Support Questions

Find answers, ask questions, and share your expertise

Fair scheduler preemption and resource pools weights



Let me start with the question first: is the fair scheduler preemption supposed to preempt resource to respect the instantaneous fair share of each queue/pool or not?

I have a YARN cluster with two pools:

  • default (weight: 1 and no preemption) - used by low priority jobs
  • high (weight 9 and 60s. of FairSharePreemptionTimeout with FairSharePreemptionThreshold set to 1.0) - used by a critical application


<?xml version="1.0" encoding="UTF-8" standalone="yes"?>
    <queue name="root">
        <queue name="default">
        <queue name="high">
        <rule name="specified" create="false"/>
        <rule name="user" create="false"/>
        <rule name="default"/>

In the last three days I had the following issue:

  1. The cluster is empty
  2. An user submit a Spark application in the default queue, using all the cluster resources.
  3. An user submit a Spark applicaiton in the high queue. Potentially this application wants to use all the cluster resources.
  4. The high application waits for 60second for the preemption timeout
  5. The preemption kicks in and removes some containers from the default application
  6. Now I have the two pools/queues with 50/50 default/high, or even 30/70 default/high


Is this the expected behaviour? Why the final resource ratio does not respect the weights? I was expecting a 10/90 given the weights...

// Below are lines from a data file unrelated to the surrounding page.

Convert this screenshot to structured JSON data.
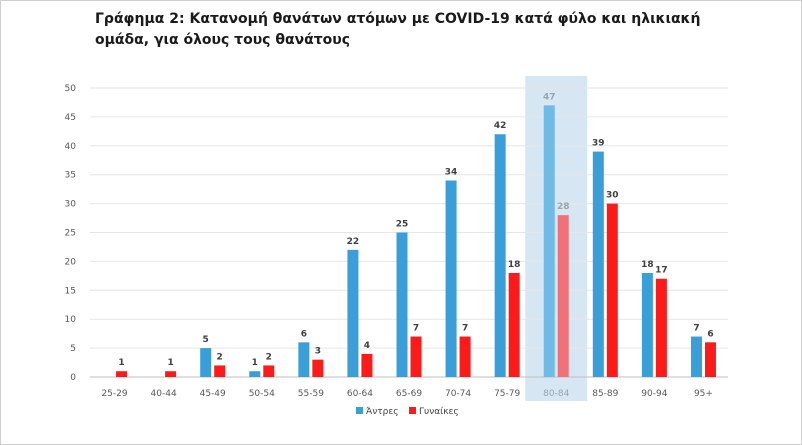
{
  "title": "Γράφημα 2: Κατανομή θανάτων ατόμων με COVID-19 κατά φύλο και ηλικιακή ομάδα, για όλους τους θανάτους",
  "chart_data": {
    "type": "bar",
    "categories": [
      "25-29",
      "40-44",
      "45-49",
      "50-54",
      "55-59",
      "60-64",
      "65-69",
      "70-74",
      "75-79",
      "80-84",
      "85-89",
      "90-94",
      "95+"
    ],
    "series": [
      {
        "name": "Άντρες",
        "color": "#3a9fd8",
        "values": [
          0,
          0,
          5,
          1,
          6,
          22,
          25,
          34,
          42,
          47,
          39,
          18,
          7
        ],
        "labels": [
          null,
          null,
          5,
          1,
          6,
          22,
          25,
          34,
          42,
          47,
          39,
          18,
          7
        ]
      },
      {
        "name": "Γυναίκες",
        "color": "#ff1a1a",
        "values": [
          1,
          1,
          2,
          2,
          3,
          4,
          7,
          7,
          18,
          28,
          30,
          17,
          6
        ],
        "labels": [
          1,
          1,
          2,
          2,
          3,
          4,
          7,
          7,
          18,
          28,
          30,
          17,
          6
        ]
      }
    ],
    "ylim": [
      0,
      50
    ],
    "yticks": [
      0,
      5,
      10,
      15,
      20,
      25,
      30,
      35,
      40,
      45,
      50
    ],
    "grid": true,
    "highlighted_category": "80-84",
    "highlight_color": "#d6e7f3",
    "legend_position": "bottom"
  }
}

This issue occured with real jobs, but I also managed to reproduce it with a simple spark-shell:


  1. Launch a job in the default queue with: spark-shell --master yarn --num-executors=50 --executor-memory=30G --executor-cores=10 --queue default (the number of executor/cores/memory is very high just to max the cluster)
  2. After the job fills the cluster resources i launch a job in the high priority queue: spark-shell --master yarn --num-executors=50 --executor-memory=30G --executor-cores=10 --queue high
  3. I wait for 60s for the preemption.
  4. The final resource distribution is 50/50 (default/high)






I don't have anything to back up but by my experience this is expected. Weights are a percentage and overall the Fair Scheduler works to ensure equal share. There are other settings you can use to ensure that the high queue gets more but with just this I would expect that both jobs get roughly half of the resources.

This would obviously change if more jobs were added to either queue or if you have more than just two queues.